One option is to take the lazy approach and always enable cloud init
if we are given a pre-built disk image.

 * If the disk image doesn't support cloud init, then its fairly
   harmless to provide cloud-init data.

 * If the disk image does support cloud init but has already been
   booted, and the user has marked cloud init as disable, then it
   is again harmless to provide cloud-init data

 * If the disk image does support cloud init but has already been
   booted, and the user left cloud init enabled so that it runs on
   every boot, then passing cloud init data is probably good thing.

 * If the disk image does support cloud init and has never been
   booted, then obviously providing cloud init data is good
   
> * What are the usecases you see for virt-install cloud-init support?

To me the critical use case is simply providing a way for the user to
login to the guest. This is covered by password and/or SSH key inject.
Once they have that working, anything else is just nice to have.

> * Does the above meet your expectations?

Yep

> * Are we missing anything vital?

Probably the main question will be around the transport for providing
the metadata.

The impl does config-drive:

  https://cloudinit.readthedocs.io/en/latest/topics/datasources/configdrive.html

As you see from the above list, there are many other approaches
possible, though the majority of them end up being based on a
magic IP address.

The main downside of using a config-drive is that it is visible
to the guest as as new disk. In simple cases this is no big deal,
but if the user is setting up a VM with multiple disks, it can be
annoying to have an extra disk added for cloud-init, as it can
cause the drive-letters to be reshuffled.  OpenStack tried to
mitigate this by making the cloud-init config drive the very
last one to be added.

This isn't perfect though. eg consider you boot the VM with
config drive, then hotplug a disk, now reboot the VM. The config
drive disk is now gone, and the hotplugged disk may well have
changed its drive letter.

This is one reason for the use of the IP based metadata service.

The challenge in any of the IP based solutions is that something on
the host needs to provide a server to listen for these requests.
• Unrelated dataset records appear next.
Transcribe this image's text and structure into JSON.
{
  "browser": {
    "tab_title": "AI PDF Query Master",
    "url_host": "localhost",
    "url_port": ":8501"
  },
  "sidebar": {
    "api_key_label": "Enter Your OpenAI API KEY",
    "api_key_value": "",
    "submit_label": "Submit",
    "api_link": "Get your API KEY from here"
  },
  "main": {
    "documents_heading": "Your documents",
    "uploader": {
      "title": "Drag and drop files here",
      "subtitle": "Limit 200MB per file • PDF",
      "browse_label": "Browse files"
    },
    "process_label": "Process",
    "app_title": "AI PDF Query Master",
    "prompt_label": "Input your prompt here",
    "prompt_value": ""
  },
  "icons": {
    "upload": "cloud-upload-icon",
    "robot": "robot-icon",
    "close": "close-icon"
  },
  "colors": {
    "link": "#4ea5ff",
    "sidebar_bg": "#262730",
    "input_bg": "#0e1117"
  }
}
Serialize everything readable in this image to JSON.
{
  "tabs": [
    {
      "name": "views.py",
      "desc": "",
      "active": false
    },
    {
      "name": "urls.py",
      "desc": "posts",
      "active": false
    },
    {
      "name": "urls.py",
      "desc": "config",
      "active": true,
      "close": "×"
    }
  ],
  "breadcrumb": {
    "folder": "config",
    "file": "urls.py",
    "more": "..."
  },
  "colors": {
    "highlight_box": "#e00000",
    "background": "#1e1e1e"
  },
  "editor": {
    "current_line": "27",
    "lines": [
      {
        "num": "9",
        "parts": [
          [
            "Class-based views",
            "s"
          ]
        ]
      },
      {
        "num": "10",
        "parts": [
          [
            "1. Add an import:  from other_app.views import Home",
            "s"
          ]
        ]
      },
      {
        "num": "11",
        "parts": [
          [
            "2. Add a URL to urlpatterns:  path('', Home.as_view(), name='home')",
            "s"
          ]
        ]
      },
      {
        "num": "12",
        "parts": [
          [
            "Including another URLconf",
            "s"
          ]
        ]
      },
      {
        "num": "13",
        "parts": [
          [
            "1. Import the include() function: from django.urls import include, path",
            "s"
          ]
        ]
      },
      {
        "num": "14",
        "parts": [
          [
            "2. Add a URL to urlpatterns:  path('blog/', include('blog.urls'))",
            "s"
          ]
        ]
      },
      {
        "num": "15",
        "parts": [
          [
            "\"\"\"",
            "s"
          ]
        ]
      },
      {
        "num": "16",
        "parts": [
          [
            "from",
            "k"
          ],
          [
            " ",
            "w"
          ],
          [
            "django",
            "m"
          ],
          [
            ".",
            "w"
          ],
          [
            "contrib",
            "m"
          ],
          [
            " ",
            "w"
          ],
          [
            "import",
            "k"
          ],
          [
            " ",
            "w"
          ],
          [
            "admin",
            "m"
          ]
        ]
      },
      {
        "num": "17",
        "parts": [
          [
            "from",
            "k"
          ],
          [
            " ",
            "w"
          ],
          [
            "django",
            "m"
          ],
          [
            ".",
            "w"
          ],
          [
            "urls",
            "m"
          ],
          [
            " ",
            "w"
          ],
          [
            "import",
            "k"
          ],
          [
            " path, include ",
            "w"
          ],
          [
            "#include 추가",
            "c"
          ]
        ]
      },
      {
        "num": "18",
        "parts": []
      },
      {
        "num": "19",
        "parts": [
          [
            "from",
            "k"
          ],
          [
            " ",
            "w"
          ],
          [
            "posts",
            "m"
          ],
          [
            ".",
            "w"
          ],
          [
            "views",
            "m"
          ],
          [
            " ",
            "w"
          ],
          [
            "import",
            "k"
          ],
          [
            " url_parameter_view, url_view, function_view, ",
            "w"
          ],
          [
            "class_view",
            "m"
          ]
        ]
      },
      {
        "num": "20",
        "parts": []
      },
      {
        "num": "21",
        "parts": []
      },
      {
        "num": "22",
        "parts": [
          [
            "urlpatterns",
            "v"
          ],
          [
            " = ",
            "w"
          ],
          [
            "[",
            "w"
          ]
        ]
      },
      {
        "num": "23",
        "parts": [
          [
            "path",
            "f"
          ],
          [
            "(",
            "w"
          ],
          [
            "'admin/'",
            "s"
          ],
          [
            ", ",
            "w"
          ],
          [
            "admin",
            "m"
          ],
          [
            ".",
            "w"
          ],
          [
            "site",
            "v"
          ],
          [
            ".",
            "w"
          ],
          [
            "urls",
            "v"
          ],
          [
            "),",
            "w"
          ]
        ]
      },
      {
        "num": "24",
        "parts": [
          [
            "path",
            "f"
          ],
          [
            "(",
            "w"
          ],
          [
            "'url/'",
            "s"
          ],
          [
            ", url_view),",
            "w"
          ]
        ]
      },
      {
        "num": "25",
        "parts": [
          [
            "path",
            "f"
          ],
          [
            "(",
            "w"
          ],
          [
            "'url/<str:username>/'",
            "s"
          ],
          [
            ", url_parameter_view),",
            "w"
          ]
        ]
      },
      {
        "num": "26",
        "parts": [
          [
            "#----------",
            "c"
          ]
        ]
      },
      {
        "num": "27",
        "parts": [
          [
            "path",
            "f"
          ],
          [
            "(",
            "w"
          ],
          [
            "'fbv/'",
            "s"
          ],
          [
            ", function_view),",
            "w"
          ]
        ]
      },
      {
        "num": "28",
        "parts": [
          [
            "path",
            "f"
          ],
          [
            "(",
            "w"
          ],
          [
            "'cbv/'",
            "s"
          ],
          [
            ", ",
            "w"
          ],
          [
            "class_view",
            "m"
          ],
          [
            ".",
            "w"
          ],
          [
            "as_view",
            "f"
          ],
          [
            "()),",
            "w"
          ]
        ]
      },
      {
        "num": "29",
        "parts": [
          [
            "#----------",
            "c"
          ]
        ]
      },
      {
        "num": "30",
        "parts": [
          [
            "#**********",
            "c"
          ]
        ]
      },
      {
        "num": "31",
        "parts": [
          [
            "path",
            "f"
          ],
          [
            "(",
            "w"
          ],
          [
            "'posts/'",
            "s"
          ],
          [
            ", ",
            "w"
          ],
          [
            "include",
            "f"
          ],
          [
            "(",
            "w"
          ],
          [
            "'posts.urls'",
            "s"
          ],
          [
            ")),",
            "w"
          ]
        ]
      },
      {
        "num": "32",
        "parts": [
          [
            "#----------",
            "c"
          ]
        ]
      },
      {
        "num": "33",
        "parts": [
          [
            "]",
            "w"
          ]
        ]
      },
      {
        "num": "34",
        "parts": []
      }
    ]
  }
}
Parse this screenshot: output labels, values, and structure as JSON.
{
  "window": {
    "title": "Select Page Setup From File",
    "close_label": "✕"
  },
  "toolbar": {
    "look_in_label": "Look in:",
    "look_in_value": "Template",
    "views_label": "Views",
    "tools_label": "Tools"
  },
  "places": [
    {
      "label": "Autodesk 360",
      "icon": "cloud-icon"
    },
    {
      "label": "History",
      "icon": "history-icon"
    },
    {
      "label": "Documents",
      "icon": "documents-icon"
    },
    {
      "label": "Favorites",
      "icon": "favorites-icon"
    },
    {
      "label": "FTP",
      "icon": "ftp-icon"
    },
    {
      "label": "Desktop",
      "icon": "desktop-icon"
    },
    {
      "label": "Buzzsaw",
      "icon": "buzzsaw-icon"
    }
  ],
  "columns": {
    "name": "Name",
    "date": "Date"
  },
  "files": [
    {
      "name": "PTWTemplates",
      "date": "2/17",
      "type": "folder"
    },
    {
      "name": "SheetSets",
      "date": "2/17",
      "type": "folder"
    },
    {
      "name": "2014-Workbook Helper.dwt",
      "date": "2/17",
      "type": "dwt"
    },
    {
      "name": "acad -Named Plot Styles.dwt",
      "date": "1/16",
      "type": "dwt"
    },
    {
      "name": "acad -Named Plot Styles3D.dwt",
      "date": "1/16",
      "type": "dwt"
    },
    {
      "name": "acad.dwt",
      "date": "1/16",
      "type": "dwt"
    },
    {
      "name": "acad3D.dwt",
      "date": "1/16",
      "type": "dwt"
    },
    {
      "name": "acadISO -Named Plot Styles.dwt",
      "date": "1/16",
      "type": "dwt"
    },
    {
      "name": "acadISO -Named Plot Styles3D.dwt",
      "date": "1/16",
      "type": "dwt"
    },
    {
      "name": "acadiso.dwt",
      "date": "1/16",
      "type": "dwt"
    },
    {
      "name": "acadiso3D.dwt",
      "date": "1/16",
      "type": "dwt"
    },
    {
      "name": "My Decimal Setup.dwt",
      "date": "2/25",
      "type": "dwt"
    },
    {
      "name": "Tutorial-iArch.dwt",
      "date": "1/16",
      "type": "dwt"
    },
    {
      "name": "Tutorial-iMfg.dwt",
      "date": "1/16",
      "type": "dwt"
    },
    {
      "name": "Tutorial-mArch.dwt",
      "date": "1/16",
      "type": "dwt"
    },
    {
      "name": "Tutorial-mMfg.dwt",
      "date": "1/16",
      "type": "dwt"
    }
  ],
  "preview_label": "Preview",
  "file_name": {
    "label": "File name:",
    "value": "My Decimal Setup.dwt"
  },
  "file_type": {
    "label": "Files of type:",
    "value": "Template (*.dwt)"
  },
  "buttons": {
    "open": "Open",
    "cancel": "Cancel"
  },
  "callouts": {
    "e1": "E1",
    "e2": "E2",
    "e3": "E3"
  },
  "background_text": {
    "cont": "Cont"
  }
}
I think that providing such a server is out of scope for virt-install.

I could see value in someone creating a new project that provides a
simple self-contained metadata server, as all the currentl metadata
server impls are part of some larger project codebase and can't be
used independantly (AFAIK - someone correct me if a simple standalone
impl already exists somewhere).

In any case if someone wants to use a network metadata server, then
virt-install doesn't need todo anything at all. Any config is entirely
respponsibility of whomever is running that service.


If neither config drive, or IP based solutions are viable, then you
are left with platform specific options. Ignition uses fw_cfg however
this is really frowned upon by QEMU maintainers, as fw_cfg is not
intended for general purpose application usage.  The suggested replacement
for fw_cfg for app usage is the SMBIOS OEM strings table.

Neither of these are platform portable, just x86 + aarch64 right now.


> * Do you have an opinion of what behavior bare '--cloud-init' should give?

My feeling is that a bare --cloud-init should inject the current user's
SSH identity and/or authorized keys list.

ie either we grab $HOME/.ssh/id_rsa.pub, or we grab all the keys from
the SSH agent connection (ie ssh-add -l)

Given that virt-intsall is run as root, there probably isn't a
/root/.ssh/id_rsa.pub file for most people. Grabbing the ssh-agent
authorized keys is probably best default approach.